Regarding the comparative scenario of a judicial liquidation, the main difficulty concerns creditors with security interests, who, in this capacity, are classified as preferential creditors for the assessment of liquidation distributions.
However, in the context of a genuine liquidation, certain security interests prove ineffective, with the result that their holders are treated no better than unsecured creditors.
In their case, the assessment of the best interest criterion should generally lead to a consideration of them as unsecured creditors and a requirement for them to waive large amounts of debt, because of the low value of their lien base.
In Belgium, Italy, and the Netherlands, the decision has been made to consider creditors as holders of security only up to the fraction of their claim guaranteed by the lien. In France, this clarification has not been incorporated into the classes system but could be linked to the concept of economic interest to justify the splitting of their claim.

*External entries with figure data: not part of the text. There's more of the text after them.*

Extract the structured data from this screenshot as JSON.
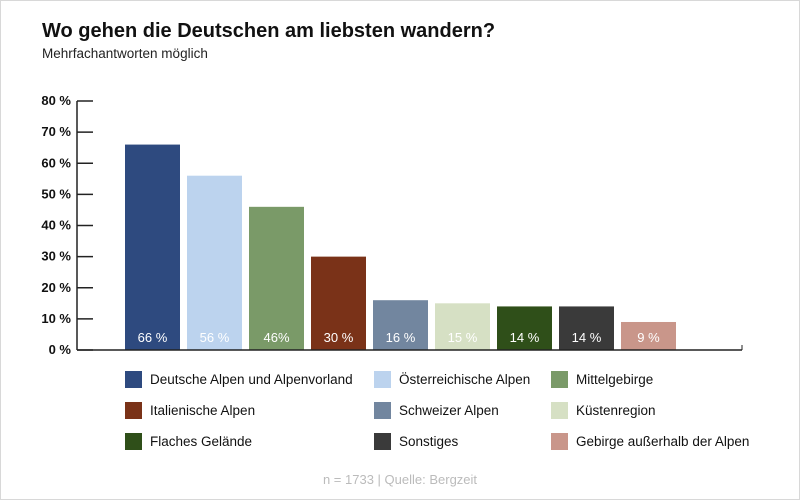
{
  "title": "Wo gehen die Deutschen am liebsten wandern?",
  "subtitle": "Mehrfachantworten möglich",
  "source": "n = 1733 | Quelle: Bergzeit",
  "chart_data": {
    "type": "bar",
    "title": "Wo gehen die Deutschen am liebsten wandern?",
    "subtitle": "Mehrfachantworten möglich",
    "ylim": [
      0,
      80
    ],
    "yticks": [
      0,
      10,
      20,
      30,
      40,
      50,
      60,
      70,
      80
    ],
    "ytick_labels": [
      "0 %",
      "10 %",
      "20 %",
      "30 %",
      "40 %",
      "50 %",
      "60 %",
      "70 %",
      "80 %"
    ],
    "categories": [
      "Deutsche Alpen und Alpenvorland",
      "Österreichische Alpen",
      "Mittelgebirge",
      "Italienische Alpen",
      "Schweizer Alpen",
      "Küstenregion",
      "Flaches Gelände",
      "Sonstiges",
      "Gebirge außerhalb der Alpen"
    ],
    "values": [
      66,
      56,
      46,
      30,
      16,
      15,
      14,
      14,
      9
    ],
    "data_labels": [
      "66 %",
      "56 %",
      "46%",
      "30 %",
      "16 %",
      "15 %",
      "14 %",
      "14 %",
      "9 %"
    ],
    "colors": [
      "#2e4a7f",
      "#bcd3ee",
      "#7a9a68",
      "#7a3218",
      "#72869f",
      "#d6e0c4",
      "#2f4f19",
      "#3a3a3a",
      "#c9968a"
    ],
    "legend_placement": "bottom",
    "grid": false
  }
}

Section 2: Possible remedies to remove these uncertainties
In the US, creditors may challenge the classification of claims and the treatment proposed in the restructuring plan before the bankruptcy court. In England, creditors can also challenge the composition of classes and the terms of the plan in the High Court.
The above-mentioned areas of uncertainty in the French system, combined with the significant sacrifices that may be imposed by the court on creditors and equity holders, have already fuelled, and will continue to fuel, litigation in French insolvency law.
In France, although certain measures are not subject to appeal, such as the authorisation given by the judge to form classes below the thresholds or the voting procedures decided by the administrator, appeals are available throughout the process:
A creditor or equity holder wrongly considered by the administrator to be an affected party may lodge an appeal within ten days of being notified;
An affected party who has voted against the plan, if it considers that the best interest test has been incorrectly applied, may refer the matter to the court, which will then establish, or have established, an appropriate valuation; and
Each affected party may appeal against the judgment adopting the plan.
Final thoughts on the system of establishing classes of affected parties
The mechanism for consulting creditors and shareholders in classes of affected parties has considerably strengthened French law on dealing with business difficulties, which is now on a par with neighbouring systems.
Although inspired by American and English systems, the French system has unique features, particularly in terms of the criteria for classifying and processing claims and rights.
The areas of uncertainty – such as the voluntary exclusion of affected parties, the application of the best interest test, and the absolute priority rule – can easily be improved, firstly through case law, which will become increasingly abundant, and then through legislation, to ensure the efficiency, fairness, and stability of insolvency proceedings, thus guaranteeing France's attractiveness for foreign investors.